Film hollandais de Paul Verhoeven

Avec Carice Van Houten, Sebastien Koch, Thom Hoffman





Par Henri Lanoë
 
Sortie le 29-11-2006

Durée: 2h25

 

Lobby de la critique ?

Je n’étais guère tenté par Black Book mais, devant les louanges quasi unanimes de la critique professionnelle, j’ai craint de passer à côté du chef d’œuvre. Pourtant, ma réticence avait du flair : je n’ai vu dans le film ni la distanciation annoncée ni la remise en question des poncifs du genre, au contraire.
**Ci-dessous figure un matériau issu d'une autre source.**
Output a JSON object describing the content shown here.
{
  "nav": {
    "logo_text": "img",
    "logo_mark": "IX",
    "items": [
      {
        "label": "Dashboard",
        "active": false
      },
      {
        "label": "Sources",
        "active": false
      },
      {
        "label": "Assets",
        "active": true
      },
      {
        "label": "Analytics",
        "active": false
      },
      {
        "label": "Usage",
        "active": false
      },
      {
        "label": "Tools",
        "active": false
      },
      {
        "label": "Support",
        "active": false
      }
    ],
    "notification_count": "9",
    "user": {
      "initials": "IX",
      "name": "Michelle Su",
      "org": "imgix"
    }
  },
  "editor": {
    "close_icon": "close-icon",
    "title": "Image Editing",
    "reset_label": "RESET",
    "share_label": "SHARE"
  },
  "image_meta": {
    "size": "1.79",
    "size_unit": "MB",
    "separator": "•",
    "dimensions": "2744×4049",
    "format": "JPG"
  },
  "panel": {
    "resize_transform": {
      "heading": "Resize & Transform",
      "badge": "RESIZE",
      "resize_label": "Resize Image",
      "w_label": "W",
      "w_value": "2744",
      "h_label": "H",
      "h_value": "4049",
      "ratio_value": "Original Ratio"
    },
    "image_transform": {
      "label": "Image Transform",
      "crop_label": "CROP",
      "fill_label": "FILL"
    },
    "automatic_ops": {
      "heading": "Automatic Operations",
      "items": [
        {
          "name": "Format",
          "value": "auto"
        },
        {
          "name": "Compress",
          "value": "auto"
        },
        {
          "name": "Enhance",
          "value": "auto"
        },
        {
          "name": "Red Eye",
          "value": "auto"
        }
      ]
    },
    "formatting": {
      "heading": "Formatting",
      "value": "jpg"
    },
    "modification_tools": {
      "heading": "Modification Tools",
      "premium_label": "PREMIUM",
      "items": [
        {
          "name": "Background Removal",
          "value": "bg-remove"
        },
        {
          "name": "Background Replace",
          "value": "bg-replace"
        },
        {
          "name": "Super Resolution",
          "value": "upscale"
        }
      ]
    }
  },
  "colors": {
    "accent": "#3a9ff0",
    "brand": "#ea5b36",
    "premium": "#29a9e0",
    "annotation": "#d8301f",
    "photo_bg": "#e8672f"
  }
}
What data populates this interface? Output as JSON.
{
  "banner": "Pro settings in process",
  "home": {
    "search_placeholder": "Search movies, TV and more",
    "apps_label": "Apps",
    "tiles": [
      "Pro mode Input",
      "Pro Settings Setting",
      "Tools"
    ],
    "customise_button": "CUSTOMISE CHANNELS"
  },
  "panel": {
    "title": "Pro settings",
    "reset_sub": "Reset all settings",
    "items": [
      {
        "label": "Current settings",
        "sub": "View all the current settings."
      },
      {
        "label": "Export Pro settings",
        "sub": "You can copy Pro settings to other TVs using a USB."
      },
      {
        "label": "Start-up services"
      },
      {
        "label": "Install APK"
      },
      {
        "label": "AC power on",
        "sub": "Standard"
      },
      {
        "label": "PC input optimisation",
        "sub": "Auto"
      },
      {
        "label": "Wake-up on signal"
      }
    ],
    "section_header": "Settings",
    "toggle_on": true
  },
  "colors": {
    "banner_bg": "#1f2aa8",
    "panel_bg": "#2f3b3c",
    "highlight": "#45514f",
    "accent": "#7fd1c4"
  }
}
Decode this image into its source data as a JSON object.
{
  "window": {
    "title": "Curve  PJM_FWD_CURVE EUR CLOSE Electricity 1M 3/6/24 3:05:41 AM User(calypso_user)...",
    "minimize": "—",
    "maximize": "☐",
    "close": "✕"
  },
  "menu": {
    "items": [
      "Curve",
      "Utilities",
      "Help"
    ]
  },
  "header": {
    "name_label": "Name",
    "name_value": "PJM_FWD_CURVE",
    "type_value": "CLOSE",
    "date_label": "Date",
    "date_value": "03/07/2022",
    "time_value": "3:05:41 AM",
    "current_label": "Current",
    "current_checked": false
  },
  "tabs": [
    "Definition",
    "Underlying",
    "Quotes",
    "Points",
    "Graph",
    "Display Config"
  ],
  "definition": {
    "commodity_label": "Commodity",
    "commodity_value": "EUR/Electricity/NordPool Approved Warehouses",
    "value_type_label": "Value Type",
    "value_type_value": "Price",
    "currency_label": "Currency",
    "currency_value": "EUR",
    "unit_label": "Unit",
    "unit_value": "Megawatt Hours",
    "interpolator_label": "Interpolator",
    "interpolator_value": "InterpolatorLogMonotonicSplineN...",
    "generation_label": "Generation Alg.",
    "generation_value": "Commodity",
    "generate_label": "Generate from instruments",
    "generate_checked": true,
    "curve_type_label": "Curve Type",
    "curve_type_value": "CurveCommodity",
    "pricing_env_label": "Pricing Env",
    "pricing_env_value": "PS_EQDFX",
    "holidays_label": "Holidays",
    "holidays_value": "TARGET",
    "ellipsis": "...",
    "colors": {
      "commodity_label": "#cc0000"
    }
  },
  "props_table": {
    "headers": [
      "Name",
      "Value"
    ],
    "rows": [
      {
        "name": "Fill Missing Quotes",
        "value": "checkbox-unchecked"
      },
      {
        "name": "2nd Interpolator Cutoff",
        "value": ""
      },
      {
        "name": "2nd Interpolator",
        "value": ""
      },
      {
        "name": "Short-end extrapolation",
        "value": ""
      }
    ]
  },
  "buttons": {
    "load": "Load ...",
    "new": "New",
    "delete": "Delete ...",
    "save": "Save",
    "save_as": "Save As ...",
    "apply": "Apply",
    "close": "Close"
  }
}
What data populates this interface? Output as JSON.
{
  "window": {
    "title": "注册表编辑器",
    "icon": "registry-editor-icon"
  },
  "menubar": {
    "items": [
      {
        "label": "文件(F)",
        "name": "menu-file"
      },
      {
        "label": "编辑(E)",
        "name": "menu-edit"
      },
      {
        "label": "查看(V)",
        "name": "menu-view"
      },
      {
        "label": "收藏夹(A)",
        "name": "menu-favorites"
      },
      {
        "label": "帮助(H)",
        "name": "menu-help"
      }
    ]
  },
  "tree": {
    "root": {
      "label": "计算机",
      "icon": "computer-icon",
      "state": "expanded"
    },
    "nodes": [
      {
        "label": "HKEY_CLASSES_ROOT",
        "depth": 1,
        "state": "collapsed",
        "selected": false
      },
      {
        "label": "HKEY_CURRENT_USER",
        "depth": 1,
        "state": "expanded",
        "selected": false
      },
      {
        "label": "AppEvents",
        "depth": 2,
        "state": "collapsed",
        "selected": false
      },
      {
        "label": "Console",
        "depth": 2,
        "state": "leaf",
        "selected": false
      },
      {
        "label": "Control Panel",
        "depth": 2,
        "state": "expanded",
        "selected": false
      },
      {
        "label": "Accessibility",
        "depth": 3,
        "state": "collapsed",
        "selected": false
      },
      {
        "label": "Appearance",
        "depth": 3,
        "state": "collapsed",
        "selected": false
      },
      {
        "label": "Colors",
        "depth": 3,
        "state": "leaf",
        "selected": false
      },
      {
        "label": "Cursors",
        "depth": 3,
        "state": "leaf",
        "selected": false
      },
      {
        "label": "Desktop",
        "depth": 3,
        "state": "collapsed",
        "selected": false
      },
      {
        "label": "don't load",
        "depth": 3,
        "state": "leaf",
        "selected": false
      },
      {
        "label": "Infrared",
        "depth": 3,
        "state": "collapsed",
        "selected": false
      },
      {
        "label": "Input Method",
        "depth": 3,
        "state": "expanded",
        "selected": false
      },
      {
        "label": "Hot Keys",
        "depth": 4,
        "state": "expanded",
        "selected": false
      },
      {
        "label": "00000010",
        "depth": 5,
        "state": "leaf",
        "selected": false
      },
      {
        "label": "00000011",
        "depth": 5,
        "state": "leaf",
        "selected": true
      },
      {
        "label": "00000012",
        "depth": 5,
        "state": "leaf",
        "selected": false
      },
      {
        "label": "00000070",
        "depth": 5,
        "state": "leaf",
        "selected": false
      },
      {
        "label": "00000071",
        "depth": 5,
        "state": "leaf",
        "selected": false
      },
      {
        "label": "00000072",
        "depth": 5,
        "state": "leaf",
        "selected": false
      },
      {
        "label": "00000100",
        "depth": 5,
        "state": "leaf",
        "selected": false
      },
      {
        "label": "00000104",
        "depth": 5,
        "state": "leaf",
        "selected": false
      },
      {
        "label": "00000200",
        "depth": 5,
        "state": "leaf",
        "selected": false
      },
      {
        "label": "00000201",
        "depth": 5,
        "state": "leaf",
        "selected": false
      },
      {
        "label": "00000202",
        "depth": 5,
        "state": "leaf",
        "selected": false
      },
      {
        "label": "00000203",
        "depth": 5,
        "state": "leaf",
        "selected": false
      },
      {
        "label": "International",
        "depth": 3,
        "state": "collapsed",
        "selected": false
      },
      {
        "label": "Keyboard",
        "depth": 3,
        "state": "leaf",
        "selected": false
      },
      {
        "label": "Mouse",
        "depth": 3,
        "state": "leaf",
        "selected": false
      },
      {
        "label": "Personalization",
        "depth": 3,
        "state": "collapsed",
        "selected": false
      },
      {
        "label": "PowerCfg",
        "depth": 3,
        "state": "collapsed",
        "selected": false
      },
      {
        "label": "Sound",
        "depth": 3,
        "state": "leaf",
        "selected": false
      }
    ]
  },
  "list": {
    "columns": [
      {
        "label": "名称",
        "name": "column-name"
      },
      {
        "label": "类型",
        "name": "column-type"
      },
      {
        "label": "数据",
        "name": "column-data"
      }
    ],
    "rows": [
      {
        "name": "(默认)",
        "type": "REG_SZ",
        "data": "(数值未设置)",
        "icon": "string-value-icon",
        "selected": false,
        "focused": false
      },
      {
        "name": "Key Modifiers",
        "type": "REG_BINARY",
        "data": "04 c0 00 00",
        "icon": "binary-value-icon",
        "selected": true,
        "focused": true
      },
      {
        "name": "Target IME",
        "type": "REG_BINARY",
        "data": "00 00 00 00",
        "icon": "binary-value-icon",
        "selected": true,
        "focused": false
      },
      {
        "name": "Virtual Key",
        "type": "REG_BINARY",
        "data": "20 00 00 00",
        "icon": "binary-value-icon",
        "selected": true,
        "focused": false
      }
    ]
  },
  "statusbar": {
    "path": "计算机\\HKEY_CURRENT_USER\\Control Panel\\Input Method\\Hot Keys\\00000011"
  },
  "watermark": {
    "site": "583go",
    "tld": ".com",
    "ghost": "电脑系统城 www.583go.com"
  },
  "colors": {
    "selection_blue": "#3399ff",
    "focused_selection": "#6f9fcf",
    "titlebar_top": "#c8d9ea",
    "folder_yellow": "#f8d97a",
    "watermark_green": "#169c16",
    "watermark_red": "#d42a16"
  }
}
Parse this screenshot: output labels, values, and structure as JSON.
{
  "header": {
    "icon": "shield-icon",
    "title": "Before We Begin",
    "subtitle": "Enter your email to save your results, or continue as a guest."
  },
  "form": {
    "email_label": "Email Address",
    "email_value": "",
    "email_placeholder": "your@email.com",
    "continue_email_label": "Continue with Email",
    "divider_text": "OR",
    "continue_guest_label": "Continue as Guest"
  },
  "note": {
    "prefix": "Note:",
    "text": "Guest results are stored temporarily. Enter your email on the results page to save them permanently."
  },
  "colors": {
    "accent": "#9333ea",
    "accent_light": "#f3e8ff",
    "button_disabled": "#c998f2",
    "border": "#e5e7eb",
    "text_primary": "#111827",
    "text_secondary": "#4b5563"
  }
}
Cette histoire de résistance hollandaise semble avoir été tournée aux U.S.A. pendant la guerre, lorsqu’il fallait remonter le moral des spectateurs en glorifiant l’héroïsme des combattants clandestins. Les Allemands, évidemment stupides et cruels comme d’habitude, semblent obéir au Francis Blanche de Babette s’en va-t-en guerre. De surcroît, ils tirent aussi mal que les résistants, ce qui donne lieu à d’interminables mitraillages à bout portant sans qu’aucun acteur, miraculeuse invulnérabilité, ne paraisse touché. Dans cet imbroglio qui s’éternise entre vrais traîtres et faux résistants, une clé simple pour s’y retrouver : plus un personnage est sympathique, plus on peut être certain que c’est un salaud. Quant aux péripéties abracadabrantes de cette jeune chanteuse juive qui travaille pour l’Etat-major allemand, elles ne soulèvent guère d’inquiétude puisque nous savons, dès le début, que le récit est un long flash-back et qu’elle vit paisiblement en Israël. Bref, on se demande pourquoi l’ensemble de la critique encense un tel micmac. Ce film prouve seulement que, malgré ses vingt ans aux USA et le succès de Total recall ou de Basic instinct, Paul Verhoeven n’est pas à l’abri d’un échec.

La seule hardiesse évidente du film intervient lorsque la Libération arrive enfin et que les résistants se révèlent pires que les nazis. Deux heures trente pour aboutir à cette conclusion, c’est vraiment beaucoup.